The recent Harvey Weinstein exposé and #MeToo campaigns and the resulting recognition – including Times Magazine Person of the Year – have usefully opened a floodgate of consciousness about rape and sexual deviance and the importance of taking that first step to report sexual crimes. But importantly, they also brought to the fore a better understanding of the power relations inherent in these crimes which millions of girls, boys, women and even some men have experienced in a range of countries and cultures over decades. They have unveiled that unjust hierarchy in which powerful people who sit at the top of the ladder abuse the dis-empowered. It has happened for centuries in societies and institutions structured this way because the system itself puts those on the bottom rung of the ladder in a position to be exploited.
Here in South Africa, we have witnessed some startling allegations and legal cases surrounding rape and sexual molestation. The Bob Hewitt case was a victory for the group of women who, as children, were discouraged from reporting Hewitt’s crimes against them because no one would believe their testimony over an ‘upstanding, credible, renowned’ tennis coach. Thirty years later, he has been convicted of his crimes. Late stockbroker, Sidney Frankel’s alleged victims have recently managed to convince the judiciary that alongside rapes which occurred many years ago and have been tried in court several years later, cases involving other sexual offences should also be permitted to be tried in the same way. The Constitutional Court has concurred. It suggests that many more survivors who have long lacked the courage to speak out for fear of vilification may yet come forward with the help of justice authorities.

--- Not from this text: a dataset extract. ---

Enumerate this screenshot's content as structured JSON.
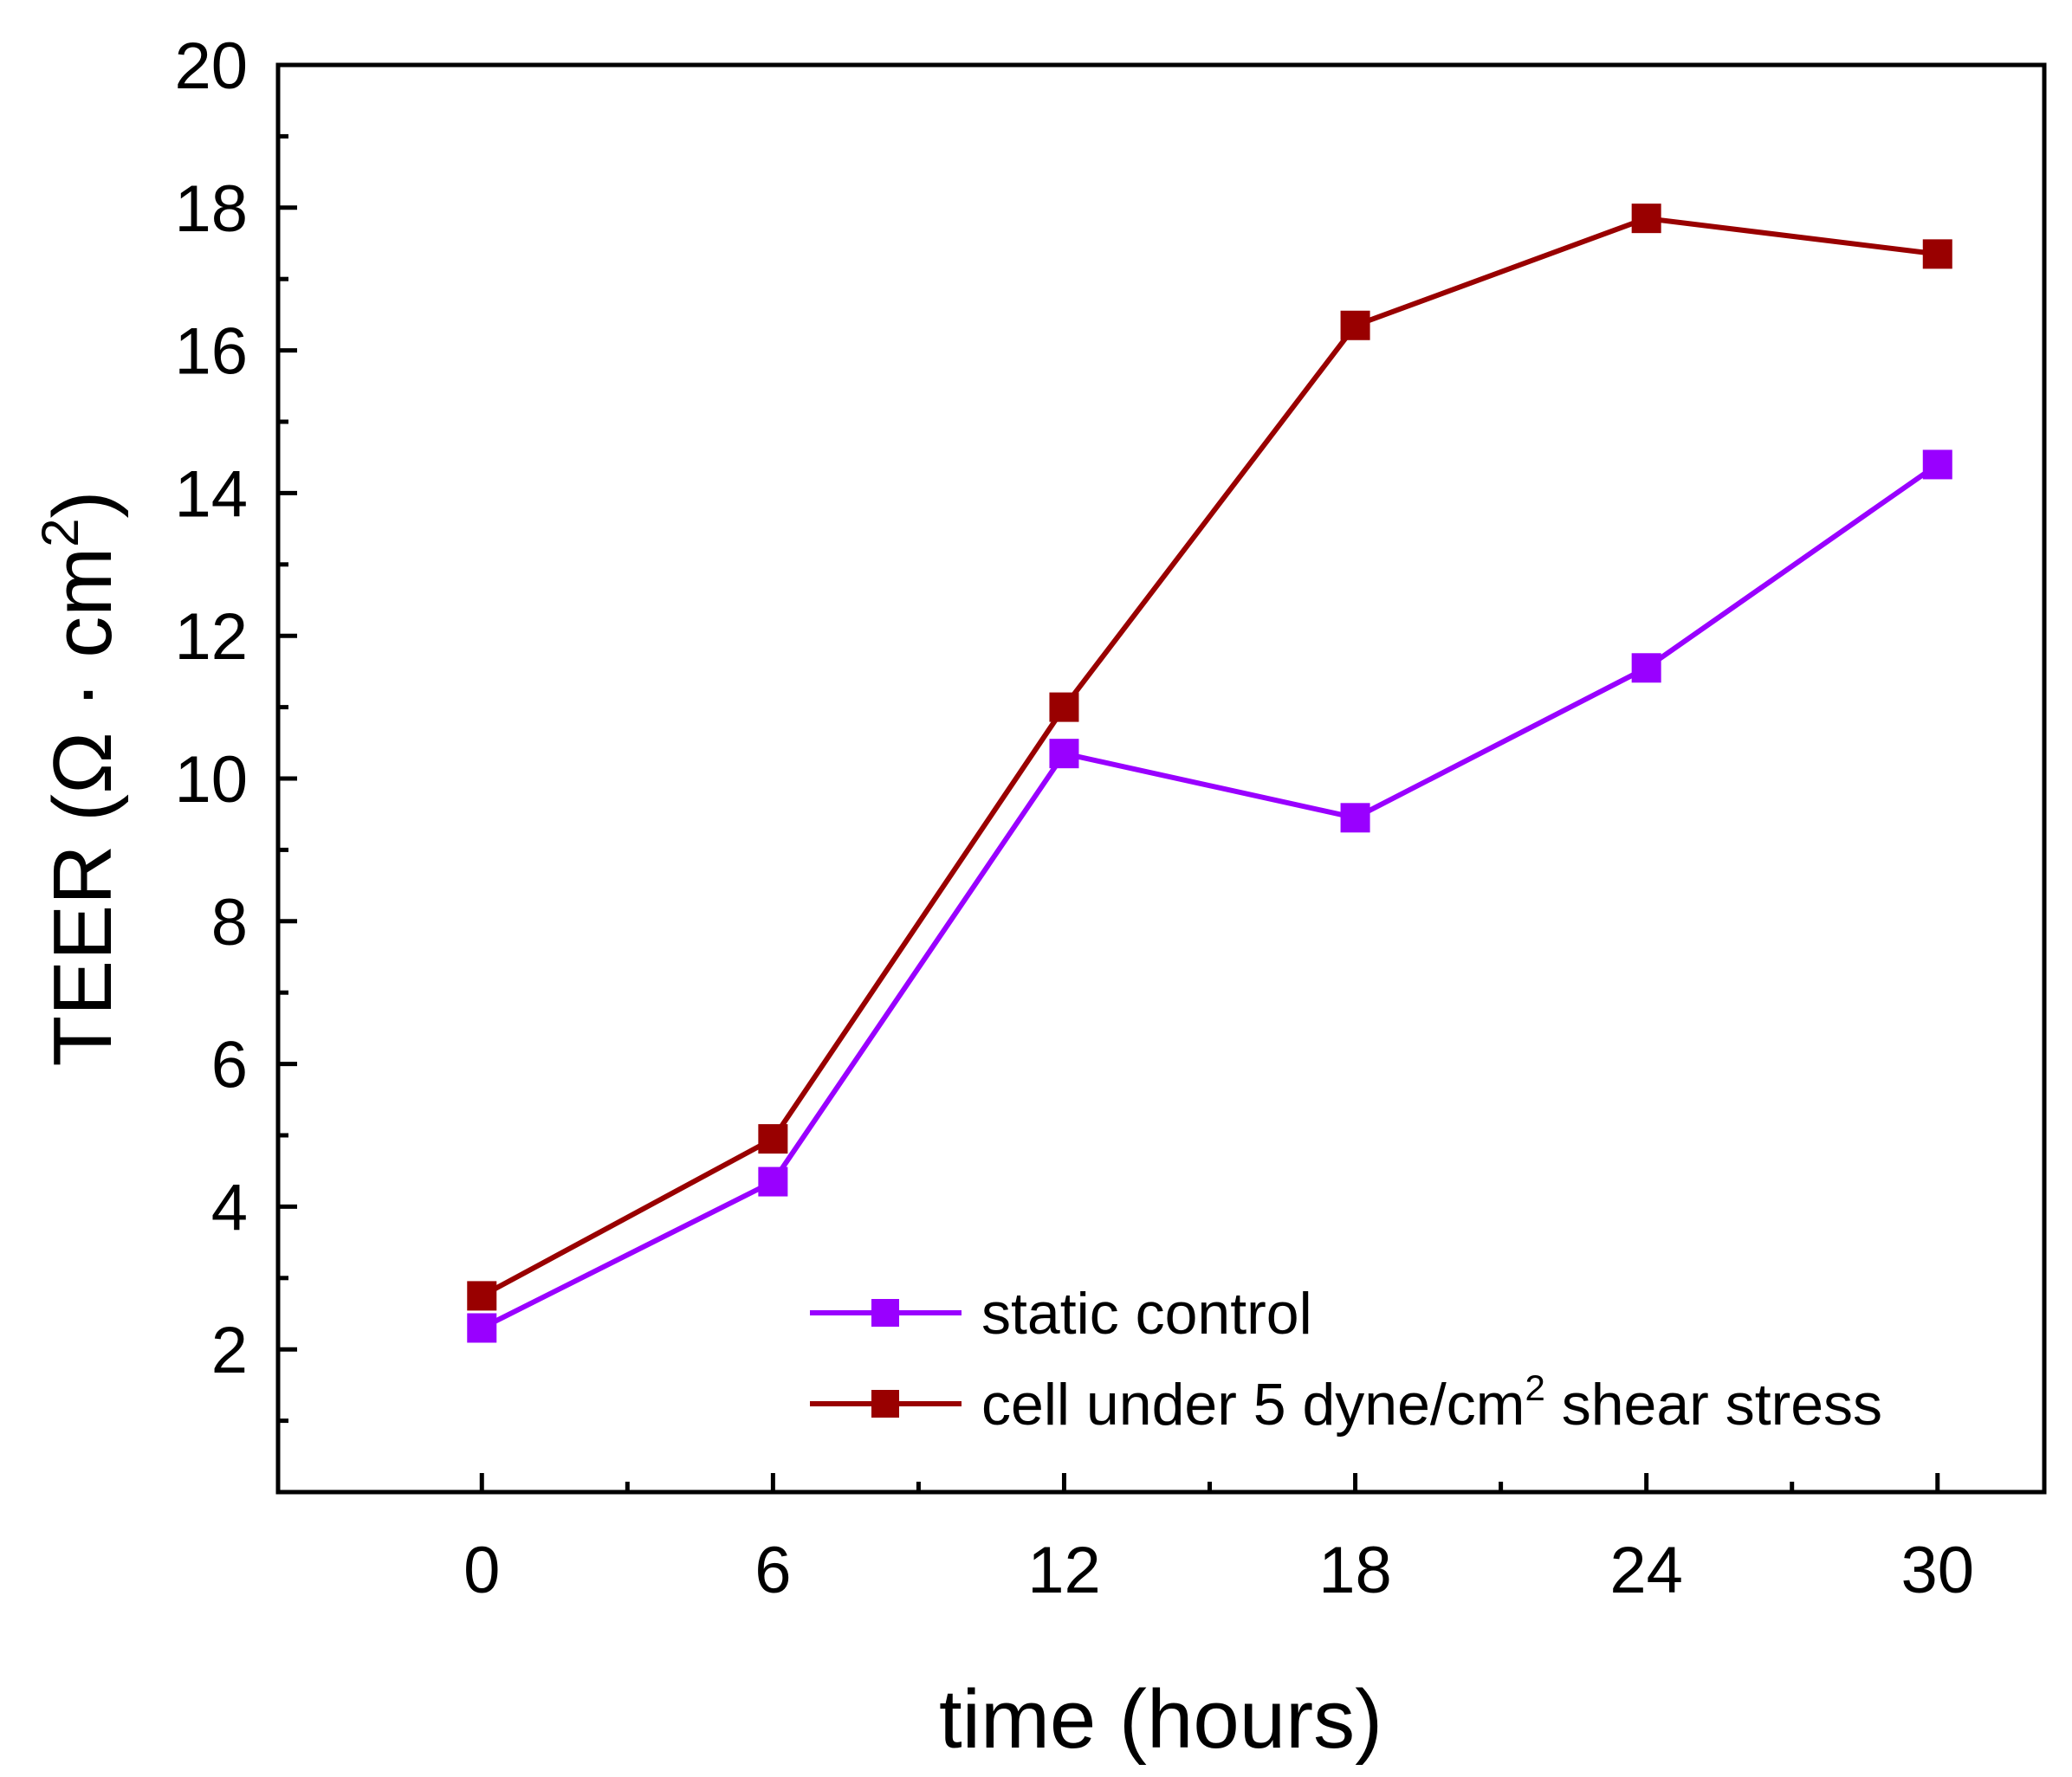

But while the legal system gets its statutes in order, most of the work that remains to be done is in society itself. Musician and former ANC MP, Jennifer Ferguson*, who recently alleged that SAFA president, Danny Jordaan, had raped her twenty four years ago, has repeatedly been asked why she waited this long to report it. Perhaps the answer lies in the Jacob Zuma rape trial of 2006 when his rape accuser, Fezeka “Khwezi” Khuzwayo, was demonised in and outside court well before there was a verdict. Effigies of her were burnt. Placards were held up bearing the words, “Burn the bitch”. A woman mistaken for her was attacked. Zuma’s lawyer, Kemp J. Kemp questioned her about a series of previous rapes in exile as a child which were never reported, and the intimate details of her consensual sexual encounters, slut-shaming her. Zuma was never asked about his multiple extra-marital sexual encounters. Fezeka’s house was torched and she was forced into exile in the Netherlands. It is only the corruption allegations swirling around Zuma that have compelled us to re-examine this case.
This signals to us that the work of eradicating sexual abuse must begin in our homes, our schools, our religious organisations and workplaces. It requires a sharpened awareness of how we think, how we speak, and what we teach our children. They must know it is their right to be respected, protected and to speak out against anyone who breaches that. We need to give them the words and the power to do that. It is better than waiting for them to replay these scenes in their heads in a few decades, wishing they had known how to respond. SA.